3. En l’état de l’instruction, aucun des moyens susvisés, invoqués par Mme A... n’est de nature à faire naître un doute sérieux quant à la légalité de la décision attaquée. Par suite, sans qu’il soit besoin d’examiner si la condition d’urgence est satisfaite, les conclusions tendant à la suspension de l’exécution de cette décision doivent être rejetées.


Sur les frais liés au litige :

4.Ces dispositions font obstacle à ce que l’Etat, qui n’est pas dans la présente instance la partie perdante, verse à Mme A... quelque somme que ce soit au titre des frais qu’elle a exposés et non compris dans les dépens.



O R D O N N E :


Article 1er : La requête de Mme A... est rejetée.

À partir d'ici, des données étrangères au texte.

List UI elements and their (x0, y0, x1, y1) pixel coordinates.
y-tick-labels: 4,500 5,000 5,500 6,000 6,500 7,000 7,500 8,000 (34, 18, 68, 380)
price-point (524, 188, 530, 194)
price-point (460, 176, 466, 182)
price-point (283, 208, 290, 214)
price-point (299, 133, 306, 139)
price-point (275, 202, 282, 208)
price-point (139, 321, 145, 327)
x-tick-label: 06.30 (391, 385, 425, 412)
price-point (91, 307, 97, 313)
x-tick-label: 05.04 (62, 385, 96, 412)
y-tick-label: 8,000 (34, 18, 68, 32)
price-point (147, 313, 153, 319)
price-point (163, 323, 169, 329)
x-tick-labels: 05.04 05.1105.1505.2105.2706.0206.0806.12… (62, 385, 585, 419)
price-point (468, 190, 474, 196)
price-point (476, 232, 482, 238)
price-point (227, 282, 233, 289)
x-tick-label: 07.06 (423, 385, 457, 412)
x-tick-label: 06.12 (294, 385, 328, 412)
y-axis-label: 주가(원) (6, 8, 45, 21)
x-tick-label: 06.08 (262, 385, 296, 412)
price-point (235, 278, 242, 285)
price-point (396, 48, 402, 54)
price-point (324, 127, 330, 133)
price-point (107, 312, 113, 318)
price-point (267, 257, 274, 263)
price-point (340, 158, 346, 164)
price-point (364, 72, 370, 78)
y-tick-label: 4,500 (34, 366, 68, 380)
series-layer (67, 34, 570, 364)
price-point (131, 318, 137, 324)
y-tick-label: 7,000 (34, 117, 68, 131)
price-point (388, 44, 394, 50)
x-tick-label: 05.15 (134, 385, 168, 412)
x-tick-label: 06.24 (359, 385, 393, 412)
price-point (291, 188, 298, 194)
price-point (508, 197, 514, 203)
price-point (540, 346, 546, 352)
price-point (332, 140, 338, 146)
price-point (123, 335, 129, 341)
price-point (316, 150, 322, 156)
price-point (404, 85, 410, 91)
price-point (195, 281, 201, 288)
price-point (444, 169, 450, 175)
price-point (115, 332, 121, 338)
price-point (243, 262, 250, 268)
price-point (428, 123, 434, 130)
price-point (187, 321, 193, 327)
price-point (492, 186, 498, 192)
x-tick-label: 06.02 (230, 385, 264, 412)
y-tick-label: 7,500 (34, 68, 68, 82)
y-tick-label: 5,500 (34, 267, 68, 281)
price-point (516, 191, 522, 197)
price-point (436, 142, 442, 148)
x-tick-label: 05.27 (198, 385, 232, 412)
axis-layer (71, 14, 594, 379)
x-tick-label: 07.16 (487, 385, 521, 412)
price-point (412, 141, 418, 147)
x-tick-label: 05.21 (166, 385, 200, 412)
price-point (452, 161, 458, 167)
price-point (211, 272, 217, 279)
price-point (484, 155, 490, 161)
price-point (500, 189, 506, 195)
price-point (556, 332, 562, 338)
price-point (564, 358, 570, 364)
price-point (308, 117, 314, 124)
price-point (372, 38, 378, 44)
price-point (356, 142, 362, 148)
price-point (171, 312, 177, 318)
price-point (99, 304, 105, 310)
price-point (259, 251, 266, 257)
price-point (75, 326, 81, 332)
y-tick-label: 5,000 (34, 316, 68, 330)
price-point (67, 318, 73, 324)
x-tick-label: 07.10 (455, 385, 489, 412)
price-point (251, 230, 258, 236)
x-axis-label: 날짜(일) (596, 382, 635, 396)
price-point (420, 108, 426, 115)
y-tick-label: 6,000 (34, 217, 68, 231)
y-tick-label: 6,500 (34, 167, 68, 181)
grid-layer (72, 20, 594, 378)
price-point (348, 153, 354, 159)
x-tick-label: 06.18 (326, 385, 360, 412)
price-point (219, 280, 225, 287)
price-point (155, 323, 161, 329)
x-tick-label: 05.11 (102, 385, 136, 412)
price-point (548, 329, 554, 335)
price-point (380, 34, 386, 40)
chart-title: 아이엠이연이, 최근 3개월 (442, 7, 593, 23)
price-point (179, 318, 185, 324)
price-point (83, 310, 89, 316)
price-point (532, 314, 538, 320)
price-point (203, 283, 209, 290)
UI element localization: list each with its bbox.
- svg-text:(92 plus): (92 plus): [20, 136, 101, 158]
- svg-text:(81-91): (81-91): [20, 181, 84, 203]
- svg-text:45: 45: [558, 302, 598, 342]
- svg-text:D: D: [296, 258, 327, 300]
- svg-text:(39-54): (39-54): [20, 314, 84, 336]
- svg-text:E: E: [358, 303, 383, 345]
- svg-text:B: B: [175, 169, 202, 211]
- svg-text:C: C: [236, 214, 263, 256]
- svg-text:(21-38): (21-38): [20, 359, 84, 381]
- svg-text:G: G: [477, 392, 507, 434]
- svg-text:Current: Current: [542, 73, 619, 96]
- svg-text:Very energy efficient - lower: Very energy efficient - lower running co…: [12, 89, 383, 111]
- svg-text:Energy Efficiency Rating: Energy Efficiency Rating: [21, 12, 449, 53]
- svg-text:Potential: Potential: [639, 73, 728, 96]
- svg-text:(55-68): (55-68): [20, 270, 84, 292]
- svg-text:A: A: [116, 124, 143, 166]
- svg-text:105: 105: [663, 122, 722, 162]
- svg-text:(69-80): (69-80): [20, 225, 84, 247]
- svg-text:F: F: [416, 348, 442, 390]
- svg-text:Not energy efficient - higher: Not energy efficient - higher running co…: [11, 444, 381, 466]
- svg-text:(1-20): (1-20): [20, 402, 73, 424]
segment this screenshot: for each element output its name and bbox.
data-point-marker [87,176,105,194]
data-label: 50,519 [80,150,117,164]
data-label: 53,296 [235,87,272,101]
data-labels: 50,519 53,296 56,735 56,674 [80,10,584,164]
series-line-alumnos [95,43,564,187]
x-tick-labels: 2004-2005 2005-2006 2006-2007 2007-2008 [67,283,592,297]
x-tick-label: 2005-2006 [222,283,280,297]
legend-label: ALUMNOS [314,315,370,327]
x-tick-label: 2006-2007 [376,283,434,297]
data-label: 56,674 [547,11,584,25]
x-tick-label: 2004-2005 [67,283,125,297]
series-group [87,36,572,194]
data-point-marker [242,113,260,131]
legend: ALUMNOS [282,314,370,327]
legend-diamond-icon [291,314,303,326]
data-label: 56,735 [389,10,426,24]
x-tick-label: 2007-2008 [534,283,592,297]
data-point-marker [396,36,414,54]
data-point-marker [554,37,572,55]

Article 2 : La présente ordonnance sera notifiée à Mme B... A... et au ministre de l’intérieur.

Copie en sera adressée au préfet de Saône-et-Loire.


Fait à Dijon, le 30 décembre 2025.


La présidente du tribunal, juge des référés,



A-L Chenal-Peter


La République mande et ordonne au ministre de l’intérieur, en ce qui le concerne, ou à tous commissaires de justice à ce requis, en ce qui concerne les voies de droit commun contre les parties privées, de pourvoir à l’exécution de la présente décision.